As I gathered this month’s list of recipes, it became abundantly clear just how much we’ve been missing Indian food! Our favorite neighborhood takeout place has been closed completely, and we have no idea if they’ll be able to, or even plan to reopen once it’s safe for restaurants to do so.
As someone who enjoys many different cuisines, I have no words to really express how I feel about the national conversation we’re currently having about racism. We CAN do better, and we MUST do better. It seems almost out of touch to write about food at the moment, but maybe not given the Alison Roman/Chrissy Teigen conversation.
I want to continue to highlight the recipes so generously shared by people of color. I will forever be a student of their techniques, flavors and histories.
Here’s what I tried:
Aloo Gobi from Cook with Manali
After the less-than-stellar results that I got from Smitten Kitchen’s curry recipe last month, I went looking for other iterations. Thankfully, I stumbled on Manali’s website.

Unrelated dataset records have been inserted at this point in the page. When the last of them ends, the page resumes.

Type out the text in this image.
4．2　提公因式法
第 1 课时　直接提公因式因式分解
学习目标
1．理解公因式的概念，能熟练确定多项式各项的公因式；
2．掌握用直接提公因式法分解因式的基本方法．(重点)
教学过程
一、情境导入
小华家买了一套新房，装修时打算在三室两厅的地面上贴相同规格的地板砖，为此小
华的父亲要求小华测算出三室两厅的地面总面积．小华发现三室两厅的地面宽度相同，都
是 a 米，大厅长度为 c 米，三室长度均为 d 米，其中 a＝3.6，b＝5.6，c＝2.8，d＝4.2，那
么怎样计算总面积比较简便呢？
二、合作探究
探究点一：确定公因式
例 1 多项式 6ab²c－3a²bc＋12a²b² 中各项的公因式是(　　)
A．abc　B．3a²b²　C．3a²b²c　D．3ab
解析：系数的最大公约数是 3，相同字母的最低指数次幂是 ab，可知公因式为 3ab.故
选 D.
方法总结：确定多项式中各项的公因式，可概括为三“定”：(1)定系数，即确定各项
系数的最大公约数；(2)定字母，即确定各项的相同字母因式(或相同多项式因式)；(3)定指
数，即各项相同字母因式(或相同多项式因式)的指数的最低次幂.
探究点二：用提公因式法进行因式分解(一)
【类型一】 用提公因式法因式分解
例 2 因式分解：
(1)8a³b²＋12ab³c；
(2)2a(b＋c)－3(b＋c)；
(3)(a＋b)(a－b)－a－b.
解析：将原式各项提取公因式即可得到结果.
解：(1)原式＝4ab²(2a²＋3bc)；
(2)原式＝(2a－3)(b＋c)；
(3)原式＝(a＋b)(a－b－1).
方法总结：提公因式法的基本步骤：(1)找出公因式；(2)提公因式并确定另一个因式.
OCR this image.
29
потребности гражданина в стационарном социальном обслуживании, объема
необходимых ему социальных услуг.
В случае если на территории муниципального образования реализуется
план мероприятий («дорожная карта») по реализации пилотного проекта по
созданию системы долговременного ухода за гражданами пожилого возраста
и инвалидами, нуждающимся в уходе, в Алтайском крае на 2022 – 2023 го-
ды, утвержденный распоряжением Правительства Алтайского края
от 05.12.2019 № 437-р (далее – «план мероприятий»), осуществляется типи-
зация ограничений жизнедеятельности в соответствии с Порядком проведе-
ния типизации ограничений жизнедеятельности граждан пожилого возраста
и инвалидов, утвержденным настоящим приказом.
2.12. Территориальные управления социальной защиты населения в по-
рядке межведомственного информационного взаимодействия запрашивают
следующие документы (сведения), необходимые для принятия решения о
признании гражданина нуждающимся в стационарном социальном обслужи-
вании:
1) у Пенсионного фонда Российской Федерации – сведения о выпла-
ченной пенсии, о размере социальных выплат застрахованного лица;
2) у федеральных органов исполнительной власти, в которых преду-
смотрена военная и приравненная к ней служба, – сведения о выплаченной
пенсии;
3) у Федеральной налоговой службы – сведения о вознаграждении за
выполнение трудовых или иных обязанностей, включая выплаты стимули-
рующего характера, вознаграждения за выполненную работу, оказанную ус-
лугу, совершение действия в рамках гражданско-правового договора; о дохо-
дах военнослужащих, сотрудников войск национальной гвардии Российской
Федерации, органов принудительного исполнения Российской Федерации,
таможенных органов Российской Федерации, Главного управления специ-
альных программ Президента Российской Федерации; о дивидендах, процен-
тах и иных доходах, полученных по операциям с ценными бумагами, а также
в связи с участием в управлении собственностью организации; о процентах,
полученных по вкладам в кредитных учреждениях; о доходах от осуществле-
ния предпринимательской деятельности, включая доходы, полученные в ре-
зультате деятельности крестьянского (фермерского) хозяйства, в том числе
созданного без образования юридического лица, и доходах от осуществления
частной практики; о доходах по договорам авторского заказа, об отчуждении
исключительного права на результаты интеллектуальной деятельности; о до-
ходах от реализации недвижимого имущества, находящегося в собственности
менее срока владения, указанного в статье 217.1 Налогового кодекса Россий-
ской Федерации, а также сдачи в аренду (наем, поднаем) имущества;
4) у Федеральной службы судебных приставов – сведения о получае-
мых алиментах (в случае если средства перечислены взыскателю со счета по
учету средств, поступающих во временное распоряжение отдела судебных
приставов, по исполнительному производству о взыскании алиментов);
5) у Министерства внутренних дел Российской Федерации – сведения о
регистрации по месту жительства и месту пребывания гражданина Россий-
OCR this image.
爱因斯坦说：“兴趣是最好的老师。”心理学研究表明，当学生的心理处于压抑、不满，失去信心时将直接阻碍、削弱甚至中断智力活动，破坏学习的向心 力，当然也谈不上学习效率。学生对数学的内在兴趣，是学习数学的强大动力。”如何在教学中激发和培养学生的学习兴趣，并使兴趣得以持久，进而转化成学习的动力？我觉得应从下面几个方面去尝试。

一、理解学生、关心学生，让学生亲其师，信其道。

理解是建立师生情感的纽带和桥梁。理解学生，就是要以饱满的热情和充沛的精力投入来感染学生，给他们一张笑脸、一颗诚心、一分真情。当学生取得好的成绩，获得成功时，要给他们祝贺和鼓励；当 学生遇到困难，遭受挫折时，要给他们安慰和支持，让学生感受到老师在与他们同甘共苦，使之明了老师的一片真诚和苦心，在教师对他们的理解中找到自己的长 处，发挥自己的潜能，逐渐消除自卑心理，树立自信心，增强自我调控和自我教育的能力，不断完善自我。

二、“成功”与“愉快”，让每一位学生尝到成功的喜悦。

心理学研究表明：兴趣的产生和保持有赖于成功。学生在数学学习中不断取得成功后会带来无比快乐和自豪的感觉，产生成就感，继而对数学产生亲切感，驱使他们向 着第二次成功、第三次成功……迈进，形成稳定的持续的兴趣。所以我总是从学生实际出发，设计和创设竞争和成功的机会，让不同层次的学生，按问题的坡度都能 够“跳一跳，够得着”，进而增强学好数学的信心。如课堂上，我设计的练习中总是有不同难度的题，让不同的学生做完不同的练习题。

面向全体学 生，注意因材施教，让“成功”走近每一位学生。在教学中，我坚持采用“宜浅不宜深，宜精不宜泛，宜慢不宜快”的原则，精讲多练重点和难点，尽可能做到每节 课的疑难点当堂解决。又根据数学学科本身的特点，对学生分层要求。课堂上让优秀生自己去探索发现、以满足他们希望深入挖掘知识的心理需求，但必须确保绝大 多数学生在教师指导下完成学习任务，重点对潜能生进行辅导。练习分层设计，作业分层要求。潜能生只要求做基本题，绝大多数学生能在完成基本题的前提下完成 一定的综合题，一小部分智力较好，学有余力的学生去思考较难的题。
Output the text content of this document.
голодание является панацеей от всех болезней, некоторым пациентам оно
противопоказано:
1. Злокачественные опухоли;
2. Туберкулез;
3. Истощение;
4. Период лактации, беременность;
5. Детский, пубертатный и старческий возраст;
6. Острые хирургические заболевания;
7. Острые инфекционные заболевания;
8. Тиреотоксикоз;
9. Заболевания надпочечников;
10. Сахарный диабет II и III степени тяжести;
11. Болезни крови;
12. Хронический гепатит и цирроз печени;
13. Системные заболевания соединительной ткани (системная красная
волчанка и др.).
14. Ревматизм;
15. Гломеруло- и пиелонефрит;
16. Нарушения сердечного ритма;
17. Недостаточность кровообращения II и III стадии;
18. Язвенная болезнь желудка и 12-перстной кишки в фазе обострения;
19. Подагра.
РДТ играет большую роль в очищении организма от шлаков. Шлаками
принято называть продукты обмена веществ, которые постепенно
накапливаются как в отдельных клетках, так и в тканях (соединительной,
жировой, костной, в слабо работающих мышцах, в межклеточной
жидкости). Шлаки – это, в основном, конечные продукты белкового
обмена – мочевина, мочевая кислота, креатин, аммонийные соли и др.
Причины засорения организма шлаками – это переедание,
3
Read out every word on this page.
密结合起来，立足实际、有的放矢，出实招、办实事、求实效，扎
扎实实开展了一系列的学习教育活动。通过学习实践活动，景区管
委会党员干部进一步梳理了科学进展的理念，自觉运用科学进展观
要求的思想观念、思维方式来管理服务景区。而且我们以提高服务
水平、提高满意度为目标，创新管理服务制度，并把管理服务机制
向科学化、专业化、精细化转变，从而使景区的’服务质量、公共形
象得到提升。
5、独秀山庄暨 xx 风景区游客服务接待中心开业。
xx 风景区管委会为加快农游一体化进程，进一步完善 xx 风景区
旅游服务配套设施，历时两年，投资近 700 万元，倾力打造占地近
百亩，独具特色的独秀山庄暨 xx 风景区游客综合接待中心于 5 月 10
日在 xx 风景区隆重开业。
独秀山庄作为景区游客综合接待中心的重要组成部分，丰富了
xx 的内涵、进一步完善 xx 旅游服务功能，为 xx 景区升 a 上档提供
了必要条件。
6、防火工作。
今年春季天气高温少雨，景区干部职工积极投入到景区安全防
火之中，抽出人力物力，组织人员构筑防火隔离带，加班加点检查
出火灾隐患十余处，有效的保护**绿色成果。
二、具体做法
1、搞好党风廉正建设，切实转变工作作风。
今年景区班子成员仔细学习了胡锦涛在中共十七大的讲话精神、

I should’ve pre-cooked my cauliflower and potatoes a bit more than I did, and I didn’t have the dry mango powder that the recipe called for. I used ground black lime from Burlap & Barrel, and the result was delicious! I’m already looking forward to trying more of Manali’s recipes.
Cauliflower, Cashew Pea and Coconut Curry from The New York Times
This was probably my favorite dish from all of May! Written by Tejal Rao, it was very easy to make, and leaving out most of the chiles didn’t effect the flavor at all, really. It was rich, hearty, and I’ll definitely be adding this vegan recipe to our regular rotation.
Potato Soup with Indian Spices from The New York Times
David Tanis, how did you know I’d have a large pile of potatoes to cook through?
I added a dollop of yogurt to mine. It was easy, simple, comforting. It was perfect for tackling the mountain of potatoes in my kitchen, and I got to actually use some of the asafoetida I bought from Kalustyan’s a while back!
Black Pepper Poke Salmon Bowl from Nadiya Hussain
Her poke bowls were great! Admittedly, I used trout instead of salmon. We received a pair of very fresh trout in our Honey Badger market box. I ate my trout raw, but cooked my partner’s. The highlight of this recipe really is the mayo-based sauce. I’m sure it’d also be delicious in a tuna salad.
This is the first recipe of Nadiya’s that I’ve tried, and I can’t wait to try a few more. I’ll definitely be doing a more in depth post about them.
Cold-Brewed Iced Coffee from The New York Times
It is officially cold brew season!
Sadly, this was just sort of meh. It’s such a small amount of cold brew, and it wasn’t particularly concentrated. We thought it was much improved without watering it down, as the instructions say to do.
Kuku Sabzi from Samin Nosrat
Kuku sabzi is officially the hero recipe of CSA boxes. At one point, we had so many greens in our fridge, getting to the milk or the eggs was like digging through shrubbery!
Kuku sabzi is far superior to both frittatas and quiche, in my opinion. I love the exaggerated ratio of greens to eggs. And in one dish, I had successfully cooked through a bundle of ramps, some spring onions, a big bag of watercress, some wild spinach and some sad collard greens that needed to be eaten.